Re: Potential New Issue: The Boundaries of Content Coding

* Robin Berjon wrote:
>In short, I think that it boils down to defining what exactly may  
>constitute content coding.

As far as practical advice for the EXI Working Group is concerned, it
does not. What matters here is how people are going to use the format
under consideration. If a significant portion of the format's users
are going to use it by going

  Save as EXI SVG -> ftp/scp to server -> HTTP

then you will end up with a considerable amount of content that does
not properly declare its MIME type and/or Content-Encoding, and you
will have to sniff the payloads to figure out whether the content is
EXI SVG or something else. If your architecture then assumes something
else, it's broken.

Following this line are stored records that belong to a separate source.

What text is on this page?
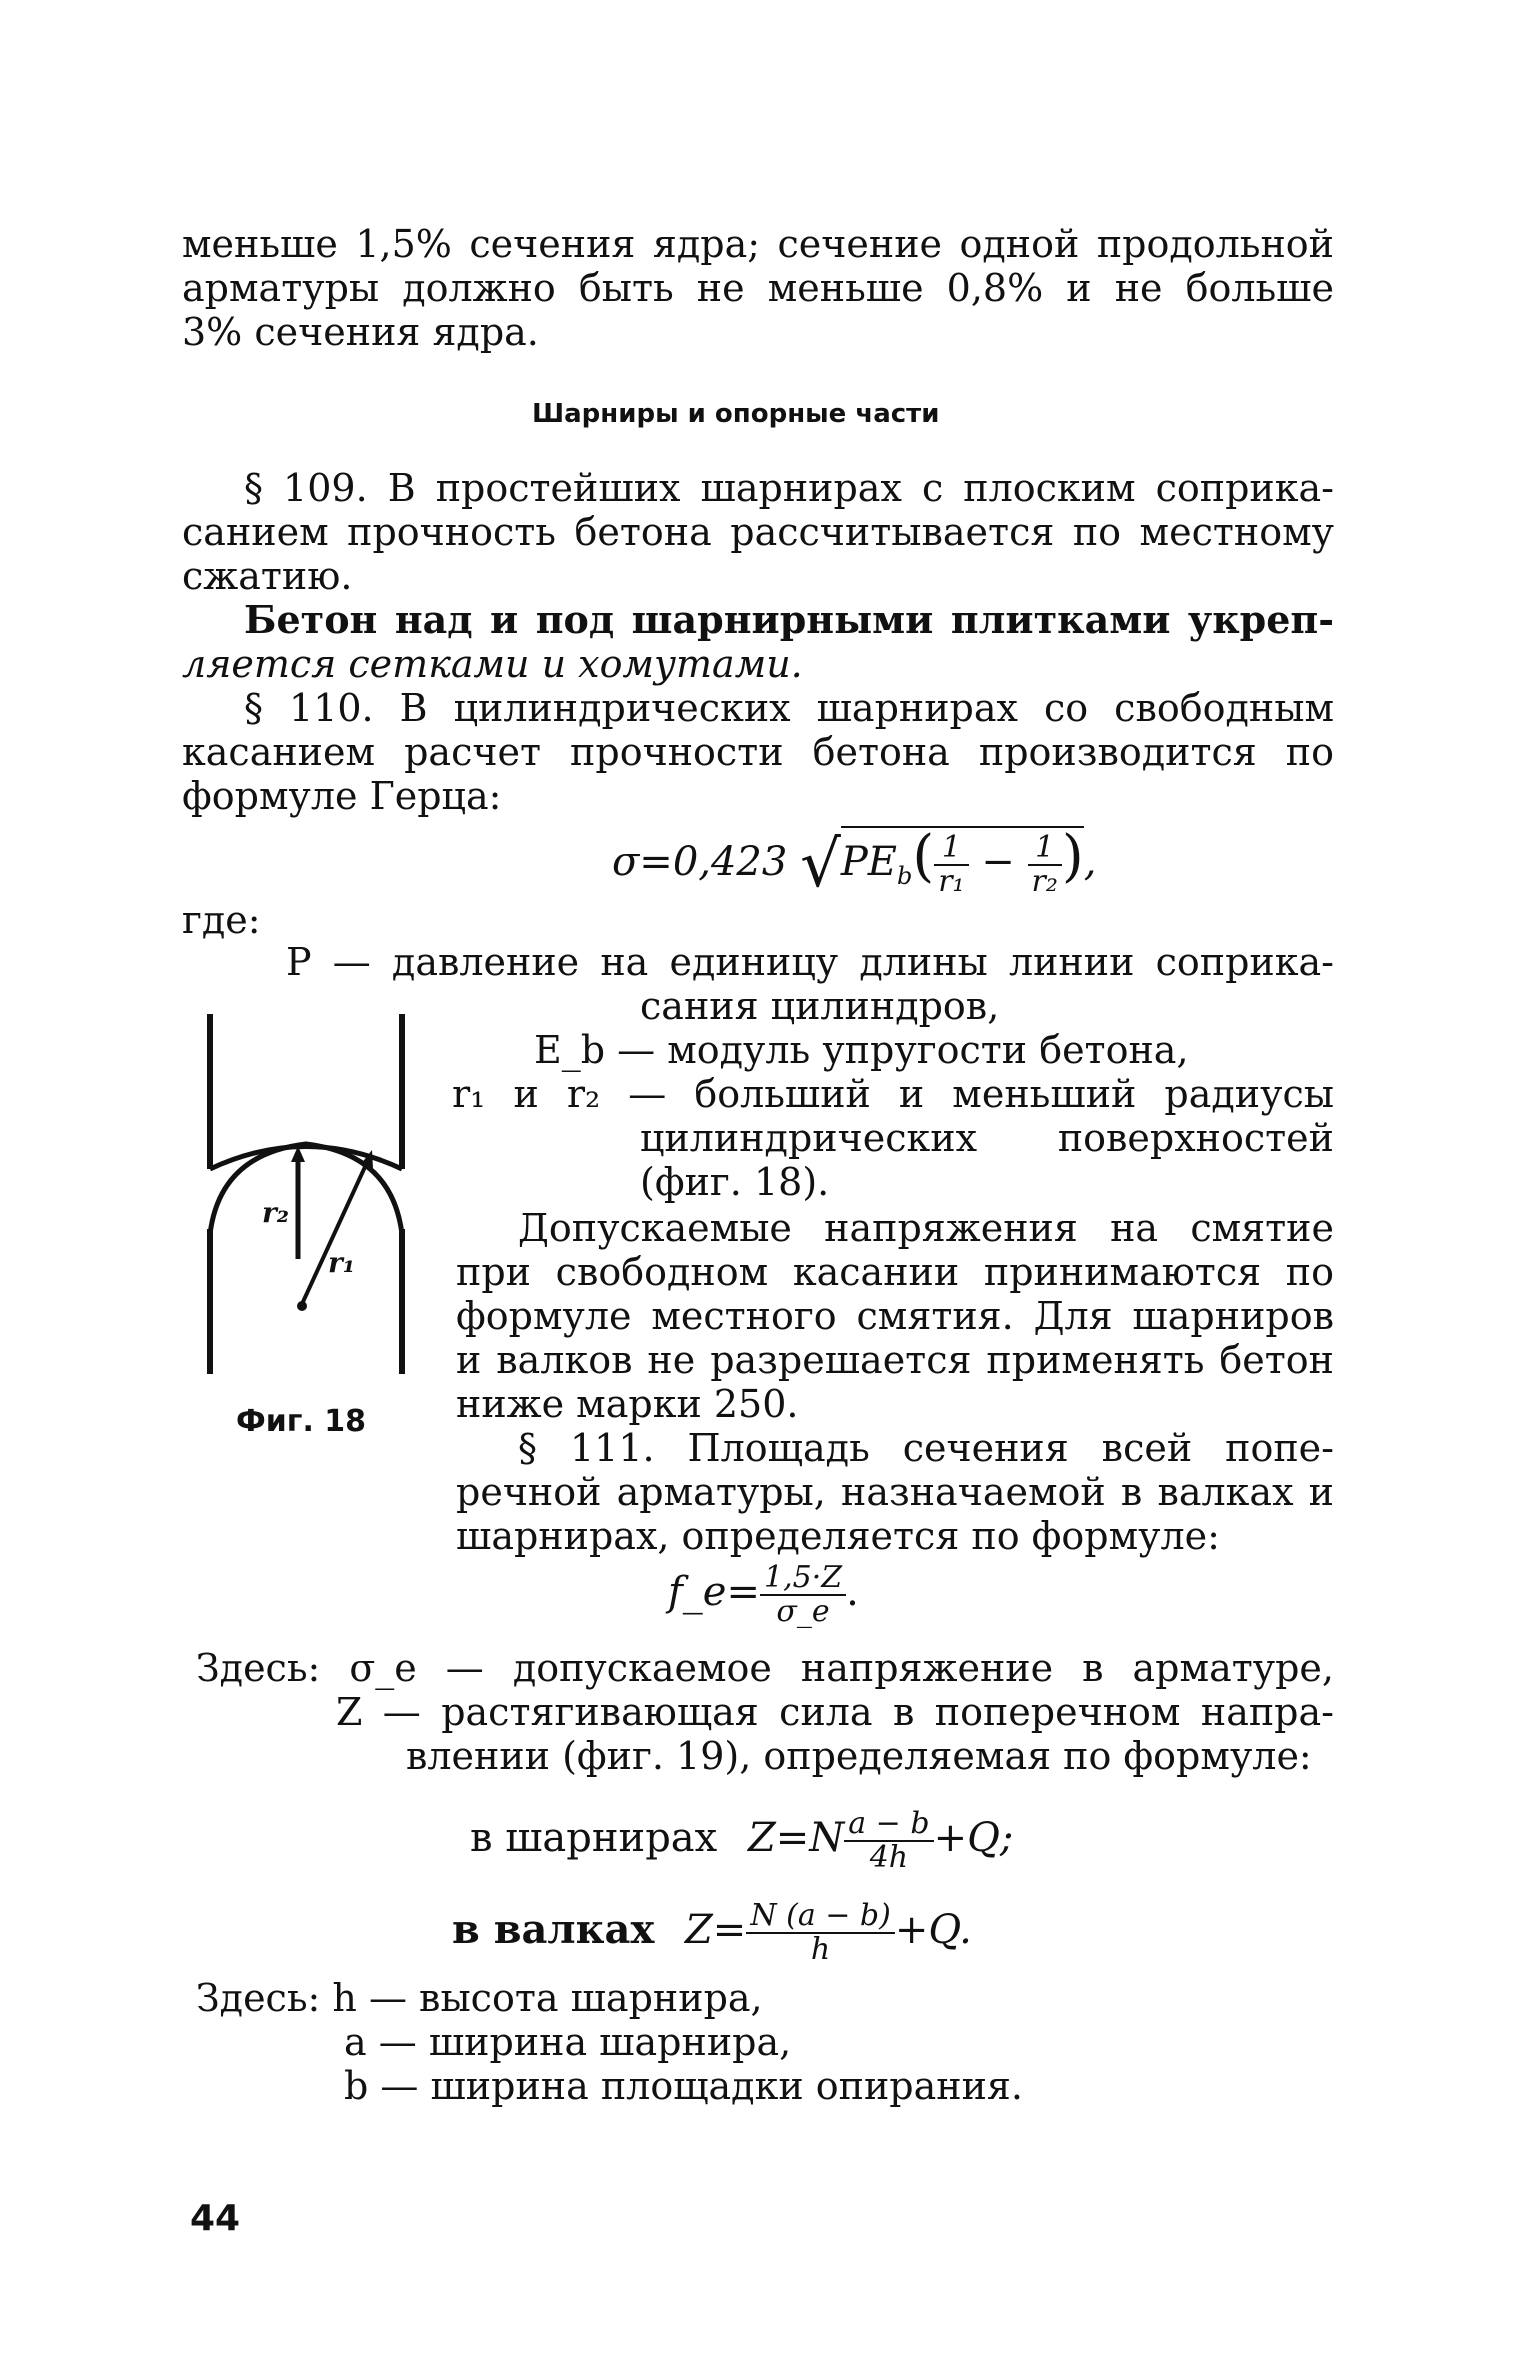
меньше 1,5% сечения ядра; сечение одной продольной

арматуры должно быть не меньше 0,8% и не больше

3% сечения ядра.

Шарниры и опорные части

§ 109. В простейших шарнирах с плоским соприка-

санием прочность бетона рассчитывается по местному

сжатию.

Бетон над и под шарнирными плитками укреп-

ляется сетками и хомутами.

§ 110. В цилиндрических шарнирах со свободным

касанием расчет прочности бетона производится по

формуле Герца:

σ=0,423 $√PE_b( \frac{1}{\text{r₁}} - \frac{1}{\text{r₂}}$ ),

где:

P — давление на единицу длины линии соприка-

сания цилиндров,

E_b — модуль упругости бетона,

r₁ и r₂ — больший и меньший радиусы

цилиндрических поверхностей

(фиг. 18).

r₂
r₁
Фиг. 18

Допускаемые напряжения на смятие

при свободном касании принимаются по

формуле местного смятия. Для шарниров

и валков не разрешается применять бетон

ниже марки 250.

§ 111. Площадь сечения всей попе-

речной арматуры, назначаемой в валках и

шарнирах, определяется по формуле:

f_e= $\frac{1,5\cdot Z}{\sigma\_e}$ .

Здесь: σ_e — допускаемое напряжение в арматуре,

Z — растягивающая сила в поперечном напра-

влении (фиг. 19), определяемая по формуле:

в шарнирах $Z=N \frac{a - b}{4h} +Q$;
в валках $Z= \frac{N (a - b)}{h} +Q$.

Здесь: h — высота шарнира,

a — ширина шарнира,

b — ширина площадки опирания.

44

So either

  * People won't create and publish their EXI SVG content as above,
    in which case it would seem that the EXI "encoder" sits on the
    server and we would be talking transfer encodings, not content
    encodings, or

  * People will do what is outlined above, and there would only be
    two solutions left, either one file extension and MIME type for
    all EXI content, or we change the relevant XML specifications
    to let XML processors sniff for EXI just like they sniff for
    character encodings

application/fastinfoset does it the pseudo character encoding way,
such resources may start with <?xml version="1.0" encoding="finf"?>
and a number of similar strings; deployed XML processors then handle
it as if they simply don't support the 'finf' character encoding.

Your comparison with 'gzip' is a good one, that's a success story:

  http://lists.w3.org/Archives/Public/www-tag/2004Dec/0008.html

Looking at these figures, I have an idea what we will end up doing.

In any case, the TAG is chartered to clarify principles of Web
architecture, and "What is the range of content codings that meet
the requirements of RFC 2616" is not so much of a principle; and
whatever RFC 2616 might say, I don't see why the EXI Working Group
should feel constrained by it, so long as they can make a sound
argument to defend whatever design they might choose.